Problem with this is the BN44 is the same as BN4455 .. have tried concat(concat('BN',b.BRIDGE_NO),'_') comes back with nothing , any ideas how i can get exact likes


Solution

  • I'm going to assume that your COMMENTS table has a primary key column (such as comment_id) or at least that comments isn't a CLOB. If it is a CLOB then you're not going to be able to use GROUP BY on that column.

    You can accomplish this as follows without even a lookup table of BN.... values. No guarantees as to the performance:

    WITH d1 AS (
        SELECT 1 AS comment_id, 'BN0123 is a terrible thing BN0121 also BN0000' AS comments
             , date'2015-01-03' AS create_date
          FROM dual
         UNION ALL
        SELECT 2 AS comment_id, 'BN0125 is a terrible thing BN0120 also BN1000' AS comments
             , date'2015-02-03' AS create_date
          FROM dual
    )
    SELECT comment_id, comments, COUNT(*) AS total FROM (
        SELECT comment_id, comments, TRIM(REGEXP_SUBSTR(comments, '(^|\s)BN\d+(\s|$)', 1, LEVEL, 'i')) AS bn
          FROM d1
         WHERE create_date >= date'2015-01-01'
           AND create_date < date'2015-11-04'
       CONNECT BY REGEXP_SUBSTR(comments, '(^|\s)BN\d+(\s|$)', 1, LEVEL, 'i') IS NOT NULL
           AND PRIOR comment_id = comment_id
           AND PRIOR DBMS_RANDOM.VALUE IS NOT NULL
    ) GROUP BY comment_id, comments;
    

    Note that I corrected your filter:

    CREATE_DATE between '01/1/2015' AND '11/03/2015'
    

    First, you should be using ANSI date literals (e.g., date'2015-01-01'); second, using BETWEEN for dates is often a bad idea as Oracle DATE values contain a time portion. So this should be rewritten as:

        create_date >= date'2015-01-01'
    AND create_date < date'2015-11-04'
    

    Note that the later date is November 4, to make sure we capture all possible comments that were made on November 3.

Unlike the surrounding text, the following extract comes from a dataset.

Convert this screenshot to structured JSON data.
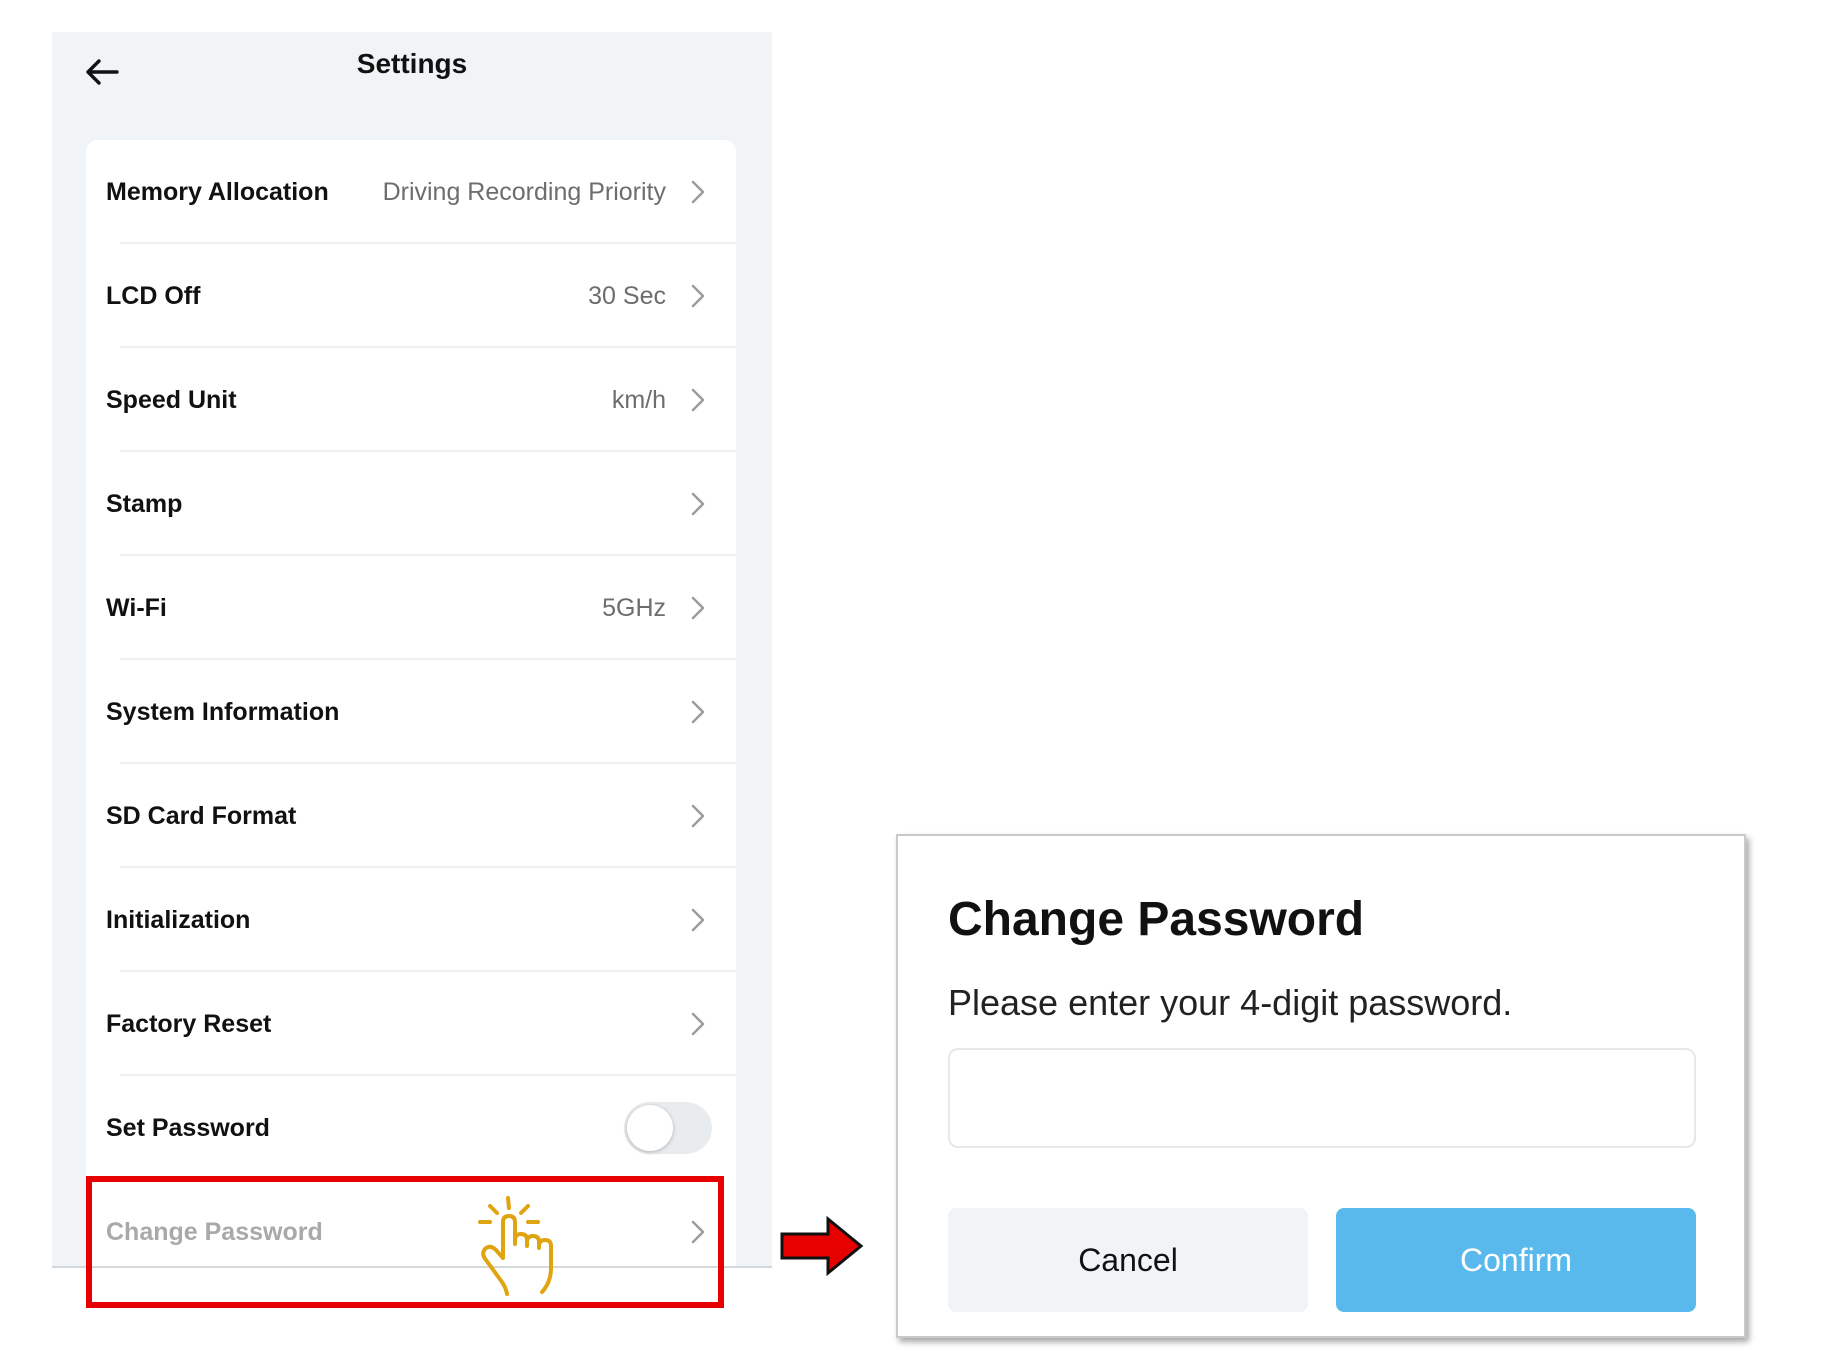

    If you want to see the matched comments without aggregating the counts, then do the following (taking out the outer query, basically):

    WITH d1 AS (
        SELECT 1 AS comment_id, 'BN0123 is a terrible thing BN0121 also BN0000' AS comments
             , date'2015-01-03' AS create_date
          FROM dual
         UNION ALL
        SELECT 2 AS comment_id, 'BN0125 is a terrible thing BN0120 also BN1000' AS comments
             , date'2015-02-03' AS create_date
          FROM dual
    )
    SELECT comment_id, comments, TRIM(REGEXP_SUBSTR(comments, '(^|\s)BN\d+(\s|$)', 1, LEVEL, 'i')) AS bn
      FROM d1
     WHERE create_date >= date'2015-01-01'
       AND create_date < date'2015-11-04'
    CONNECT BY REGEXP_SUBSTR(comments, '(^|\s)BN\d+(\s|$)', 1, LEVEL, 'i') IS NOT NULL
       AND PRIOR comment_id = comment_id
       AND PRIOR DBMS_RANDOM.VALUE IS NOT NULL;
    

    Given the edits to your question, I think you want something like the following:

    SELECT b.bridge_no, COUNT(*) AS comment_cnt
      FROM iacd_asset b INNER JOIN iacd_note c
        ON REGEXP_LIKE(c.comments, '(^|\W)BN' || b.bridge_no || '(\W|$)', 'i')
     WHERE c.create_dt >= date'2015-01-01'
       AND c.create_dt < date'2015-03-12' -- It just struck me that your dates are dd/mm/yyyy
       AND length(b.bridge_no) > 1
     GROUP BY b.bridge_no
     ORDER BY comment_cnt;
    

    Note that I am using \W in the regex above instead of \s as I did earlier to make sure that it captures things like BN1234/BN6547.